Ron, that long sentence is a game changer when it comes to how the courts in this region view public corruption convictions in the future. There are armed robbers and attempted murderers who will not do as much time as Rod Blagojevich was sentenced in federal court this afternoon. That's a fact not lost on the state's political class.
"Justice was served," said Pat Quinn, Rod Blagojevich's running mate in two elections and the only Illinois governor of the last three who has not been convicted of a crime. Quinn said the unusually long sentence was not unexpected.
"I think sometimes the only way you send a message to the public as well as those in public office is to have a very stiff sentence when someone commits a crime," said Quinn.
Blagojevich was sentenced to 14 years in federal prison on Wednesday.
After the verdict, moving among the reporters an pundits at the federal building was State Senator Kirk Dillard, a Republican candidate for governor in 2010, and a possible candidate in 2014.
"We need to be vigilant and clean up state government. And to the voters: don't get apathetic, don't get discouraged. You've gotta vote, or bad guys like Rod Blagojevich are who you are going to get in public office," said Dillard.
Before Zagel ruled, Chicago Mayor Rahm Emanuel held a news conference to introduce a task force to write new ethic rules for city government.
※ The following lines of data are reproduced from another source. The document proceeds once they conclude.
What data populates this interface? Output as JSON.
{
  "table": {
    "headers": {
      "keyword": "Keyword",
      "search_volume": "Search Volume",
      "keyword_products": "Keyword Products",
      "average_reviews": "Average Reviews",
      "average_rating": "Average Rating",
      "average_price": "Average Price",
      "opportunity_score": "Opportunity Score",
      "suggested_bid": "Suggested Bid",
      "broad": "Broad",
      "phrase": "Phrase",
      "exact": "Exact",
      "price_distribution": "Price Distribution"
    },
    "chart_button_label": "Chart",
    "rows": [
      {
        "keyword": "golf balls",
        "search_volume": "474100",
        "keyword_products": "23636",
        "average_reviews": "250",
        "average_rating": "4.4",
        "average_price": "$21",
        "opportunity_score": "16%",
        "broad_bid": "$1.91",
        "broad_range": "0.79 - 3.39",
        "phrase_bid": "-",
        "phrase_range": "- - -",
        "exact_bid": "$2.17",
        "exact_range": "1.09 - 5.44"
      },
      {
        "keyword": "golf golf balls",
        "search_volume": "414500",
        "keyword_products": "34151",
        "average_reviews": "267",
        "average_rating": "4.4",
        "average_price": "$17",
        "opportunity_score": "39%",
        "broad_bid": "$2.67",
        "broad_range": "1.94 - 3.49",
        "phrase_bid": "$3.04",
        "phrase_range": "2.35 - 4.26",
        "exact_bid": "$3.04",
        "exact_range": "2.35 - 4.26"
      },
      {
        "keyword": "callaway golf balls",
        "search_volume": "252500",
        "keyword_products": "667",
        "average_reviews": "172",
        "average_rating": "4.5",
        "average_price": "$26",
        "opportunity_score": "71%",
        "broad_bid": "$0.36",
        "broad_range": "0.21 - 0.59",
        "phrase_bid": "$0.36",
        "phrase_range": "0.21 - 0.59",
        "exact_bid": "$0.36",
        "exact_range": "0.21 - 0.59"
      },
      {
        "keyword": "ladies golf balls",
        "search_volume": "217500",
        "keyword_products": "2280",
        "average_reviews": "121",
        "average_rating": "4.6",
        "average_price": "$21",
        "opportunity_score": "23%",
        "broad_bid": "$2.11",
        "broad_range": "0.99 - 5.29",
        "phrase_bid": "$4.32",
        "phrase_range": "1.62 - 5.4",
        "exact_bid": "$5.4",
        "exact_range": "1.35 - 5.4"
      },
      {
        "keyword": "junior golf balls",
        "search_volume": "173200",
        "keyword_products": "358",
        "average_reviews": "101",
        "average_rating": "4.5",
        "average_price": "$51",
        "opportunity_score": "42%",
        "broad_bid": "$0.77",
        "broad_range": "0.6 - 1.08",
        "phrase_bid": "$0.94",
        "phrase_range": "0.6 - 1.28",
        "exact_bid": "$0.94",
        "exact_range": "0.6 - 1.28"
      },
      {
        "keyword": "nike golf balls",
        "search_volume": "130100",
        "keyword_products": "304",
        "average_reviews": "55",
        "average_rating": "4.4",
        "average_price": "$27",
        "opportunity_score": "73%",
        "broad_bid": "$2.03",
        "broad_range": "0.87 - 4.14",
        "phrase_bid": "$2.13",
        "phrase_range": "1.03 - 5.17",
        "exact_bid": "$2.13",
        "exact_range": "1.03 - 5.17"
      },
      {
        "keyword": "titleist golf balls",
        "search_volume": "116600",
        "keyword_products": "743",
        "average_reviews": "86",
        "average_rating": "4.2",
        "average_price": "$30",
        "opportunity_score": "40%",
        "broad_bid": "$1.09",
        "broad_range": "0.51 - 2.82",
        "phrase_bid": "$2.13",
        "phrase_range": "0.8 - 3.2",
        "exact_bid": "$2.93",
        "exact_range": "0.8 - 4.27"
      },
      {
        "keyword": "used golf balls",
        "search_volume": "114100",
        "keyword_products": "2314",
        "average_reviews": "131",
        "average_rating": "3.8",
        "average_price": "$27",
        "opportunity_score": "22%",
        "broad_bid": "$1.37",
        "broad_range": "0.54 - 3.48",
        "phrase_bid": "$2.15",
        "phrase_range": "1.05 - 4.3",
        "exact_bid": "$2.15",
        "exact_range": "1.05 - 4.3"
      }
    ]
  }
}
He insisted it was not purposely scheduled for the day Blagojevich would be sentenced.
"We're not doing this in reaction to something. We're proactively doing it," said Emanuel. "I didn't wait for something to happen - I'm trying to get ahead of it to set clear rules."
Finally, the last politician to lose an election to Rod Blagojevich, current Illinois Comptroller Judy Baar Topinka, had no sympathy for the convicted former governor.
"He is just a prime example of what happens when you've got hubris, and arrogance, and you think you can beat the system, and you're smarter than the system, and you're smarter than everyone else and you can B.S. your way through and you can get away with it," said Topinka.
In the political class Wednesday night, there was also a sense of relief. Politicians on both sides, Democrats and Republicans, were looking forward to Blagojevich going away - and this story going away.